Fred Port remembers the first tournament Linda played in 2014 at Exeter Country Club in Rhode Island, not really knowing what the level of competition would be.

“I thought this ought to be interesting. What do I know,” Fred said. “The guy gets up and the coach sets him up and lines up the ball and he says go. The guy swings and you can hear it, obviously. Linda said what happened. I said he hit it 250 yards down the fairway with a draw. Totally blind. And then I announced to Linda, we are in a golf tournament.”

Port said she can often tell whether a shot is good or not by the feeling in her hands, whether the shot was solid or off the heel or toe, thin or fat. But she mostly just hits the ball and joins Fred in moving to the next shot.

Port earned her spot as one of two women on a 14-player U.S.-Canada team based on her handicap, which she admits is now a 23 after being as low as a 16 pre-COVID. Fred Port said his wife’s best blind round was an 82 in the 2016 U.S. National in Tucson.

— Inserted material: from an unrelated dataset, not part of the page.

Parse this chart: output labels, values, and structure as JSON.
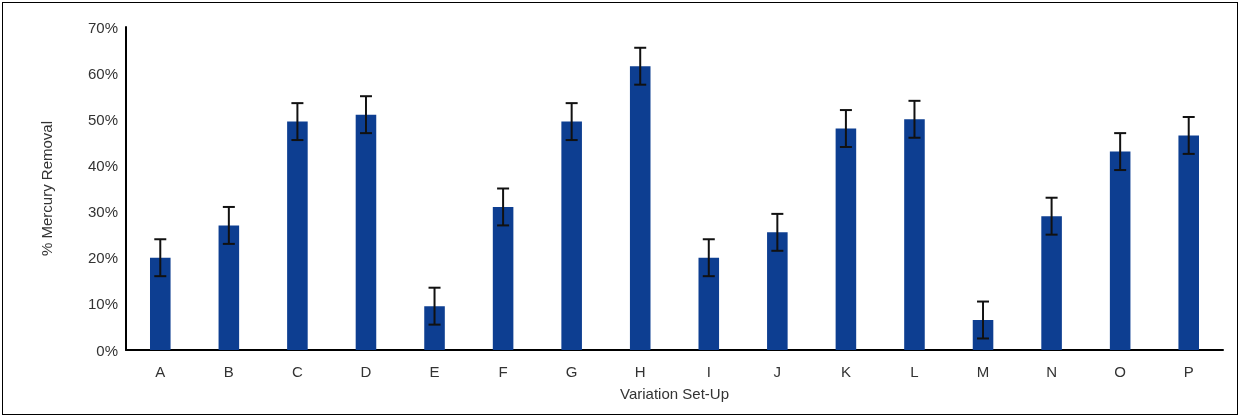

For Linda Port, the Vision Cup victory was a highlight of her time in blind golf events, and she hopes her success in simply returning to the game will show others they can keep playing despite physical limitations.

“It was first class all the way. It was wonderful. It was as close to being a pro as you can get,” Port said. “And for me, as a woman to be six days in a row at TPC Sawgrass, that’s pretty cool. I don’t think they even have an LPGA event there. So that is sort of unusual. Who would have guessed that you could get there playing blind golf.”

As for being a blind golfer, Port no longer thinks of herself as just a disabled player.

“I feel like a golfer. I definitely feel that it is all about golf when I am out there,” she said. “When I am off the course, I do like to see how many people know about (blind golf), which is nobody. Nobody knows about it. I’ve never, ever met anybody who does.”